Diagnosis: It can be overlooked in the early stages and the diagnosis missed as tinnitus and mild hearing loss are often not investigated with MRI scanning. The best single test is MRI of the brain and IAM (internal acoustic meatus) with contrast (gadolinium). Hearing and balance tests can document the effects of the tumor.
Treatment: There are in general, three options: Monitoring of small tumors (< 1cm in size) if hearing is still intact is an option in older patients and in younger patients with bilateral tumors associated with NF (Neurofibromatosis, NF-2). This includes clinical and hearing tests supplemented with regular MRI scans. If the tumor increases in size and significant hearing loss occurs treatment is recommended.
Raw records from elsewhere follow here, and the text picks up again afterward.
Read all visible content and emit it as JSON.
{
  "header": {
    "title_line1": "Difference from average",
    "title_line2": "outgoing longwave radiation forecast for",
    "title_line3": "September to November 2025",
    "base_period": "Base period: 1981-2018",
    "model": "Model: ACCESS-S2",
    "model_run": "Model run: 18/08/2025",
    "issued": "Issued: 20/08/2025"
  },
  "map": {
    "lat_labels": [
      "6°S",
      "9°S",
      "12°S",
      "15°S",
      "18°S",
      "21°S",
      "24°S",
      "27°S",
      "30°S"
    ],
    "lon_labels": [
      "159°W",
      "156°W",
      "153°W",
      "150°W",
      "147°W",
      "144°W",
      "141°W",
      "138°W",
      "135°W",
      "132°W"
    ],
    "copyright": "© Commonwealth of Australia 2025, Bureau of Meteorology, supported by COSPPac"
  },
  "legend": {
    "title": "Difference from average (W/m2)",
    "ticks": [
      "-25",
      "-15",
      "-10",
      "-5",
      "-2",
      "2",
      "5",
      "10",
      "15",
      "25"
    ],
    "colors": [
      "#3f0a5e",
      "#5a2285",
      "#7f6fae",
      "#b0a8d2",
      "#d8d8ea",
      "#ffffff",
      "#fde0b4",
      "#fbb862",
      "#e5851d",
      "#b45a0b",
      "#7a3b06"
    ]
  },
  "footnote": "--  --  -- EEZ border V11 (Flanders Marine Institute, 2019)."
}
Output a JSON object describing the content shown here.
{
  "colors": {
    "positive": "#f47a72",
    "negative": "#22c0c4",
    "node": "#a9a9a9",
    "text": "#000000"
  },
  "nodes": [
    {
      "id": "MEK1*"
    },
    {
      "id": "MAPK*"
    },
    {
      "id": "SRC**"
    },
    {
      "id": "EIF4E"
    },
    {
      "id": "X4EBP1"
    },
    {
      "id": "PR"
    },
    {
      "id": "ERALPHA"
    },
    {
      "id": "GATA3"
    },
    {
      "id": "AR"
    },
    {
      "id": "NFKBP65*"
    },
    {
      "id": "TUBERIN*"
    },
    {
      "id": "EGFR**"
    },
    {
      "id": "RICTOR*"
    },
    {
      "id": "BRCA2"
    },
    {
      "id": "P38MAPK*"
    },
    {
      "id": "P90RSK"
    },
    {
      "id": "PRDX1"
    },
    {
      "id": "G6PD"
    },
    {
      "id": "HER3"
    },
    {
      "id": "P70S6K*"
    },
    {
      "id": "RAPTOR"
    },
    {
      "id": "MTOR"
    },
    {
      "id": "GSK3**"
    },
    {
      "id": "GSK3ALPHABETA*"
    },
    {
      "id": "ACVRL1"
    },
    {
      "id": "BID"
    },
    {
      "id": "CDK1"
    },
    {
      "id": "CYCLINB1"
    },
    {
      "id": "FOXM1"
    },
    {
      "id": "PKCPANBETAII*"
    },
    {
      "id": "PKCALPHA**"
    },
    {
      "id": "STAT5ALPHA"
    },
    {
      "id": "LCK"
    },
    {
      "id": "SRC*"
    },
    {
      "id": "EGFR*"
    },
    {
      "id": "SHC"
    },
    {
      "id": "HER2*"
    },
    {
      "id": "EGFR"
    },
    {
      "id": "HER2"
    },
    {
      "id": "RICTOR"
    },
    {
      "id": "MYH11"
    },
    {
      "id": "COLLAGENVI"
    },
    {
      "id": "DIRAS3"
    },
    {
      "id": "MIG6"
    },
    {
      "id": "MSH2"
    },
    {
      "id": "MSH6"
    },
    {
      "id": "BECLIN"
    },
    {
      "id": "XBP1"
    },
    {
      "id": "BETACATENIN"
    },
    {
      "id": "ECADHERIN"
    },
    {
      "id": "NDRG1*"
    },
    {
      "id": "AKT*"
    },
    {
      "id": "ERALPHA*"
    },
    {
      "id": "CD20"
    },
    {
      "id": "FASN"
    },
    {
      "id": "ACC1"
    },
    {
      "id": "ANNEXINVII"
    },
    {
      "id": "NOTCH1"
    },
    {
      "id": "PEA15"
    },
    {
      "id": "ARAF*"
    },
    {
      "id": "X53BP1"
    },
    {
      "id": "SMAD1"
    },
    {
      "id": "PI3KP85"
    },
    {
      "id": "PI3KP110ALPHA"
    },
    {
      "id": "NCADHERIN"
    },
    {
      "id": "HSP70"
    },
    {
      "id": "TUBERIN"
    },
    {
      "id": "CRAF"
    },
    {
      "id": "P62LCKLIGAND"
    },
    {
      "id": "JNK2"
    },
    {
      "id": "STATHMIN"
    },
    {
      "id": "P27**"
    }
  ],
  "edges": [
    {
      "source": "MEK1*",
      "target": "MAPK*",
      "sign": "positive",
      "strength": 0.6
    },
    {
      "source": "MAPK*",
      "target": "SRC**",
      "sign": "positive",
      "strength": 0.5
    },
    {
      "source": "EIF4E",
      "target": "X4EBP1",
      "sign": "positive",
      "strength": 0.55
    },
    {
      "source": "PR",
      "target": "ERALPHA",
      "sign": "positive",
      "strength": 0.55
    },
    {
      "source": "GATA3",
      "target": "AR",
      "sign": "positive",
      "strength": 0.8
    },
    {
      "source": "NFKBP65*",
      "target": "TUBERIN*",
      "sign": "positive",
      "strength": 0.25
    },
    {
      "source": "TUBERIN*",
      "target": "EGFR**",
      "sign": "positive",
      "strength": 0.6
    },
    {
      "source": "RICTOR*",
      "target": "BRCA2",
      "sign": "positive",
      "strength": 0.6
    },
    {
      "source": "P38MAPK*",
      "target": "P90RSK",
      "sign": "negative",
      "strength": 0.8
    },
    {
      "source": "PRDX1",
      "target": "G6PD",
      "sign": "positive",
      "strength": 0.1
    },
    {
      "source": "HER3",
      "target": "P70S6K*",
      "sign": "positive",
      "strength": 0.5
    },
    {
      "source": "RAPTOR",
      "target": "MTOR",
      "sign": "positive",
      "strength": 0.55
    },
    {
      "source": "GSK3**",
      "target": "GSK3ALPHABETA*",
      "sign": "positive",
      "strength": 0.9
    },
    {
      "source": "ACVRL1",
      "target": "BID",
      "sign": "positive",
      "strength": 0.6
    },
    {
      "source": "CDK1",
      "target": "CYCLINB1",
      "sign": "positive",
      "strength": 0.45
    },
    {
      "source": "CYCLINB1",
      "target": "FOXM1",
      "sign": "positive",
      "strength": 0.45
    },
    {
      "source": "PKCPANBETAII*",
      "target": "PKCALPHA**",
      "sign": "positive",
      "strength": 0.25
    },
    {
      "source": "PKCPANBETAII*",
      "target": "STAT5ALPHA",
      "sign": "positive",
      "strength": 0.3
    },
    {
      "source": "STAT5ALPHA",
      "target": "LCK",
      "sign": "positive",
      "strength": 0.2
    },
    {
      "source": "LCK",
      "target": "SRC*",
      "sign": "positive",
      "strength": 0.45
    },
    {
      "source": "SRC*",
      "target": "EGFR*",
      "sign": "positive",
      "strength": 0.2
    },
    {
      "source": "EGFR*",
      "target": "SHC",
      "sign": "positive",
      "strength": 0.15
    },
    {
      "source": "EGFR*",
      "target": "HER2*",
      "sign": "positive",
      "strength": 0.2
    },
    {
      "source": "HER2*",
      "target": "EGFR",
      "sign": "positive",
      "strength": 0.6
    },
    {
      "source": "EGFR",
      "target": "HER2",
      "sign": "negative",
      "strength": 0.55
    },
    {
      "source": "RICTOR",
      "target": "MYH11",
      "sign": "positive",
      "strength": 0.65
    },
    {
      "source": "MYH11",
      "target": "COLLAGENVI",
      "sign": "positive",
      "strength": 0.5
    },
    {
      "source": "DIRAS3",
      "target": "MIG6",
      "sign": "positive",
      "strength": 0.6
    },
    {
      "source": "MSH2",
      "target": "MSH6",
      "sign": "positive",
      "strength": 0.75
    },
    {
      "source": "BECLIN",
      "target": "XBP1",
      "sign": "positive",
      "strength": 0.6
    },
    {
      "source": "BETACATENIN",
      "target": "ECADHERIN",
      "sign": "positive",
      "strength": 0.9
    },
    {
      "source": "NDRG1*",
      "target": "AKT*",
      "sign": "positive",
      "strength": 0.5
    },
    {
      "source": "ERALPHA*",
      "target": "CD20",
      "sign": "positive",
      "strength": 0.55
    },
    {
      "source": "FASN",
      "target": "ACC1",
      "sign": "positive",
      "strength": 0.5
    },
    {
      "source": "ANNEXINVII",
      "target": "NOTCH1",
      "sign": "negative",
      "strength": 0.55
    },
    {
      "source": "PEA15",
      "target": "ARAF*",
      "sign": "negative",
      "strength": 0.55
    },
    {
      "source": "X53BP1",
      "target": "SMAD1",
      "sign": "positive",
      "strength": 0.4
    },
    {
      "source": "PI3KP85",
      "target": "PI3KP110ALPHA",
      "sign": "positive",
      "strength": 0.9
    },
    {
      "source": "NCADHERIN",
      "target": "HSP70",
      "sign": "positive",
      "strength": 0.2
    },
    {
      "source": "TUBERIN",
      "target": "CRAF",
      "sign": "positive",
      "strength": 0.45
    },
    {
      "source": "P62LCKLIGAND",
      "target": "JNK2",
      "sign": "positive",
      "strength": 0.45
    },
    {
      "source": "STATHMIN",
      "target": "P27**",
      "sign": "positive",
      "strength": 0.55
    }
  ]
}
Surgery and tumor excision was once the only treatment option for most of the 20th century. Microsurgery, improved anesthesiology, Image-guidance , better microsurgical tools and nerve monitoring have improved the results of surgery. Microsurgery may still be the best treatment option for large tumors (>3.5cm) in selected patients who have symptoms from the mass effect of the tumor.
Radiosurgery is now an accepted treatment modality for acoustic neuromas as there is overall a lower risk than surgery in terms of anesthesia risks, bleeding and infection. Mortality which is a possibility with any brain surgery is extremely rare and even exceptional with modern radiosurgery/stereotactic radiotherapy. In addition numerous centers and clinical papers have documented the safety and effectiveness of Radiosurgery. Newer forms of radiosurgery include Micro-MLC radiosurgery, fractionated radiosurgery (also referred to as Stereotactic Radiotherapy and vice versa) and NeuroTomotherapy.
Combined Microsurgery and Radiosurgery (CMR) is an option that can work well with large acoustic neuromas. Microsurgery is used to remove tumor in a safe way without damaging near by nerves (especially the facial nerve and trigeminal nerve and the brainstem) and any remaining smaller volume tumor is then treated subsequently with radiosurgery / SRT / FSR / NeuroTomotherapy.